Domain-constrained Synthesis of Inconsistent Key Aspects in Textual Vulnerability Descriptions
Linyi Han, Shidong Pan, Zhenchang Xing, Sofonias Yitagesu, Xiaowang Zhang, Zhiyong Feng, Jiamou Sun, Qing Huang
TL;DR
This paper tackles inconsistencies in Textual Vulnerability Descriptions (TVDs) across vulnerability repositories by introducing a domain-constrained synthesis framework that combines extraction, self-evaluation, and entropy-guided fusion. Central to the approach is Digest Labels (DLs), a nutrition-label-inspired visualization that standardizes and presents merged TVD content, improving comprehensiveness and usability. The method employs rule-based rewards, anchor-word constraints, and information entropy to retain critical details and reduce hallucinations, achieving an average F1 improvement to 0.87 and notable gains in practitioner usability. The work demonstrates strong reproducibility, shows practical benefits for vulnerability analysis tasks, and outlines pathways for downstream security applications using structured, domain-specific outputs.
Abstract
Textual Vulnerability Descriptions (TVDs) are crucial for security analysts to understand and address software vulnerabilities. However, the key aspect inconsistencies in TVDs from different repositories pose challenges for achieving a comprehensive understanding of vulnerabilities. Existing approaches aim to mitigate inconsistencies by aligning TVDs with external knowledge bases, but they often discard valuable information and fail to synthesize comprehensive representations. In this paper, we propose a domain-constrained LLM-based synthesis framework for unifying key aspects of TVDs.
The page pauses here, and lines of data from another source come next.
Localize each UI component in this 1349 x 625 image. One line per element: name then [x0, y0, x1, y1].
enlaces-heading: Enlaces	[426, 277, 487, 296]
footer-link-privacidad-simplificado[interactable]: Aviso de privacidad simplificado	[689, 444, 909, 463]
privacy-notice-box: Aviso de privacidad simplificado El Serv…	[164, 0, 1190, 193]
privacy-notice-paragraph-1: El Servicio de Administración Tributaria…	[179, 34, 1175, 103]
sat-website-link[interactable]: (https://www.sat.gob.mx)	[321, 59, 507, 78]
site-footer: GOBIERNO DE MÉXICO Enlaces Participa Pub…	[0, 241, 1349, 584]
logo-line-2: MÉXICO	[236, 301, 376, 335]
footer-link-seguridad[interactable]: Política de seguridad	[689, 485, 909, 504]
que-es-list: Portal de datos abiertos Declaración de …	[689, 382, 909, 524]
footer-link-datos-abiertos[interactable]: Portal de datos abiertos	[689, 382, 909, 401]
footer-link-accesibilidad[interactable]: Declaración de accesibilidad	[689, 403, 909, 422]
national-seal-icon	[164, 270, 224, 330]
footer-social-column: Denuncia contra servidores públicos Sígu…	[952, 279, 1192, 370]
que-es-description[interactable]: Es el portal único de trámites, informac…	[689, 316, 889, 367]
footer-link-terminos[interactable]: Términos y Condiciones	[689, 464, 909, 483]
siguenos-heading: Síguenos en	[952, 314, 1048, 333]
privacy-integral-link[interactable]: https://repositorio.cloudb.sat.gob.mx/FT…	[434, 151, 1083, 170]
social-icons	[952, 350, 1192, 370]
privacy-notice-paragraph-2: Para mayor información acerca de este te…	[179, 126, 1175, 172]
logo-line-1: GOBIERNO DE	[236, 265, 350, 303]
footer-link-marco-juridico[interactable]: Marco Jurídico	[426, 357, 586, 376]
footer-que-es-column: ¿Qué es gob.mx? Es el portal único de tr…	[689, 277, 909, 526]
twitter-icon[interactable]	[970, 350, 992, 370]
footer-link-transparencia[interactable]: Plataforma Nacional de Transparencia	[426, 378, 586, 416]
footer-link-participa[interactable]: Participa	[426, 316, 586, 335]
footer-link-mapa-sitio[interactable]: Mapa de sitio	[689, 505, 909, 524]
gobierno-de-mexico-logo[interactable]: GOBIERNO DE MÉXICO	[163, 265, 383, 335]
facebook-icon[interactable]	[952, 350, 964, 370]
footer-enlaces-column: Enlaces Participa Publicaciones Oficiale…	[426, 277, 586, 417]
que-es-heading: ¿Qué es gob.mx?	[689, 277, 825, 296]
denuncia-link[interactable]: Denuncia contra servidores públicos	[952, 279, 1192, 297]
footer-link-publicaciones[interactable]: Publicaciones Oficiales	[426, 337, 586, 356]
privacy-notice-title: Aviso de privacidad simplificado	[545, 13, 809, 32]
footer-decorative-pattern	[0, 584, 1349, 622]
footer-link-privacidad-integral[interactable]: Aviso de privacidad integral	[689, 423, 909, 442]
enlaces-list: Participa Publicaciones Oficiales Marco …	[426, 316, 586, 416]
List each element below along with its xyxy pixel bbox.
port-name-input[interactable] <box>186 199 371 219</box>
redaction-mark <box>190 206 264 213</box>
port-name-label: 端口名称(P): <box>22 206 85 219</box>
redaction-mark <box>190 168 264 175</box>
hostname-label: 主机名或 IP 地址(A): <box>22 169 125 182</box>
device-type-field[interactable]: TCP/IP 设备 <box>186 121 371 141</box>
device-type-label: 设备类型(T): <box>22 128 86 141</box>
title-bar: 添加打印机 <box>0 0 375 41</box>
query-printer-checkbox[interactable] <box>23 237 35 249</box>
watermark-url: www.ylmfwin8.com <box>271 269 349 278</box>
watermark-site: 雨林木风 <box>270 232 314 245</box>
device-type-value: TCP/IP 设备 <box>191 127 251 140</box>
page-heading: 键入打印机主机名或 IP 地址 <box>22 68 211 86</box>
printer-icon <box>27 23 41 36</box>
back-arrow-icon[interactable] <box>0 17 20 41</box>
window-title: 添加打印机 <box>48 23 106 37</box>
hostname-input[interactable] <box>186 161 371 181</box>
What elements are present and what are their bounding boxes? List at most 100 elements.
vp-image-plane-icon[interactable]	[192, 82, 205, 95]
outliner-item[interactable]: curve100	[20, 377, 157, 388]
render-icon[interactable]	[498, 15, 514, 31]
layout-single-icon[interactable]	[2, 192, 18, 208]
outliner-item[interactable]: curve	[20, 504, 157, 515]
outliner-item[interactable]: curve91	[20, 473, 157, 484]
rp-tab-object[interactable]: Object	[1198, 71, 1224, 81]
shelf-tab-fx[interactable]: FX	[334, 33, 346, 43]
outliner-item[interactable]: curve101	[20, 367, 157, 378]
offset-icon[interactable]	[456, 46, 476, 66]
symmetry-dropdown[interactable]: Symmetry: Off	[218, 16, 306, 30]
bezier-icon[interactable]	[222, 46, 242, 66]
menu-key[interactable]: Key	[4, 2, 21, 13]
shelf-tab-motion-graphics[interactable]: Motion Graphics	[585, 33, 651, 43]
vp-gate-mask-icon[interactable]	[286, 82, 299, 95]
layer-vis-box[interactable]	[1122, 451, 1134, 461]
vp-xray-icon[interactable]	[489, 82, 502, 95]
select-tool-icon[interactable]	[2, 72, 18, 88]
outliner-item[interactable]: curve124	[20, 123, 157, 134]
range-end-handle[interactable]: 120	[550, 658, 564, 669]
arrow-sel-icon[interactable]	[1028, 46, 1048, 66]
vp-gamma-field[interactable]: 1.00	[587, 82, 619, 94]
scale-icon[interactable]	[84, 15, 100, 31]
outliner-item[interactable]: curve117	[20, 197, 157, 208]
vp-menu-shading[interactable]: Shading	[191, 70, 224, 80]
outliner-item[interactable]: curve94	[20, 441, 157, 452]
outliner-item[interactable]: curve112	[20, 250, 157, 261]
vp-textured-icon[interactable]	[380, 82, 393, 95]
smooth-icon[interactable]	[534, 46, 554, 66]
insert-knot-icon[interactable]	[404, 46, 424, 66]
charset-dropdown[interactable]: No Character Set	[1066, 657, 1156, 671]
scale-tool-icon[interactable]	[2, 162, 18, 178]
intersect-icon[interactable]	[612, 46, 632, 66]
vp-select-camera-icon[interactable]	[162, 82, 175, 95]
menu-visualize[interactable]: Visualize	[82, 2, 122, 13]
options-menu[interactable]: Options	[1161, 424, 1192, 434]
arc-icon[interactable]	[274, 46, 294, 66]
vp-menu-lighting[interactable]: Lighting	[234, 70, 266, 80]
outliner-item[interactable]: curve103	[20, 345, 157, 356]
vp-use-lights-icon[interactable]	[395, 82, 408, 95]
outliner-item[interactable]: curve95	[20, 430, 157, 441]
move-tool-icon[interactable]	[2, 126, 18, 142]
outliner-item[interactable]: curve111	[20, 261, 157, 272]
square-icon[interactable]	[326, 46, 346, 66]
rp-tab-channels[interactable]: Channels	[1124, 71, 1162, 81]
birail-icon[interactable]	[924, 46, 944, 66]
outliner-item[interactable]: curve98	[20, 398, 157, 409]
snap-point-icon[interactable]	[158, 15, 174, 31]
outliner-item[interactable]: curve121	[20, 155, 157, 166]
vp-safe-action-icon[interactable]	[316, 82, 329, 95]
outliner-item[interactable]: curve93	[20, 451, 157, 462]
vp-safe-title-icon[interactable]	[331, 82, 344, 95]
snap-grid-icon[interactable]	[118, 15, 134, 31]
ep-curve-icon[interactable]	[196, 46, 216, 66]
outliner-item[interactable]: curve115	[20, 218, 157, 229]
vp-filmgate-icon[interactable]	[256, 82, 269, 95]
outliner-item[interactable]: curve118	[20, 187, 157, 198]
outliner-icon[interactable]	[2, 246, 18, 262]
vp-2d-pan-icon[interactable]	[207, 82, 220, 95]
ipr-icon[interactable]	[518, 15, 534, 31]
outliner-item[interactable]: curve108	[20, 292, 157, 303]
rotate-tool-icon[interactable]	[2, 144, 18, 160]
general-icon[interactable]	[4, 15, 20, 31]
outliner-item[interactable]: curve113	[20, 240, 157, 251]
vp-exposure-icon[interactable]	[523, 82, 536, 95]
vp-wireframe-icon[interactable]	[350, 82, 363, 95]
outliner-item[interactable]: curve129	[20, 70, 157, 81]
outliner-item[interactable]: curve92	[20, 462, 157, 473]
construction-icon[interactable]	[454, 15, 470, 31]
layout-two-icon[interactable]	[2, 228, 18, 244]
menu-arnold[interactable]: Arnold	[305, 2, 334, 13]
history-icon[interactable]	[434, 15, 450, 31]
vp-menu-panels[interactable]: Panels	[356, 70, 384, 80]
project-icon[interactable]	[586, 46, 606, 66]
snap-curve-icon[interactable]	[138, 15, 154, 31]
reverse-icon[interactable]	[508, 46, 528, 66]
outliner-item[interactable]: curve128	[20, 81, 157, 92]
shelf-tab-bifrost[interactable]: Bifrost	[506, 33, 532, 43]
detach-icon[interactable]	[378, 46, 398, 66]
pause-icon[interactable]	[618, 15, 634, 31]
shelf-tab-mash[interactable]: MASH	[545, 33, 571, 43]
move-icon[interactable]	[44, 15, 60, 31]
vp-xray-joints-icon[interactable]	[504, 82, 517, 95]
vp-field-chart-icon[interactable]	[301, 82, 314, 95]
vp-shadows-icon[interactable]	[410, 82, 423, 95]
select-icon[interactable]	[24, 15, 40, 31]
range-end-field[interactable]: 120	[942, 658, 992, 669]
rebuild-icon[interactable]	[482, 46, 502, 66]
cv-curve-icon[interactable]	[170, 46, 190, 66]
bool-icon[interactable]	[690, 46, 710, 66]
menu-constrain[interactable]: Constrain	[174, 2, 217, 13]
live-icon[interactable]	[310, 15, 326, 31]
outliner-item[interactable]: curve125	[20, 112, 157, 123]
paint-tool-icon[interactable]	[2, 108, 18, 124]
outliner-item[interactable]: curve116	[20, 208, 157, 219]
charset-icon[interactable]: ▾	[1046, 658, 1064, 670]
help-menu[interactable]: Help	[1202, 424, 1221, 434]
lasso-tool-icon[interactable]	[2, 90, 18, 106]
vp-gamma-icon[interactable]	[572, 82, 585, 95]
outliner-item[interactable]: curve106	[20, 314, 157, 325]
Our framework consists of three stages: 1) Extraction, guided by rule-based templates to ensure all critical details are captured; 2) Self-evaluation, using domain-specific anchor words to assess semantic variability across sources; and 3) Fusion, leveraging information entropy to reconcile inconsistencies and prioritize relevant details. This framework improves synthesis performance, increasing the F1 score for key aspect augmentation from 0.82 to 0.87, while enhancing comprehension and efficiency by over 30\%. We further develop Digest Labels, a practical tool for visualizing TVDs, which human evaluations show significantly boosts usability.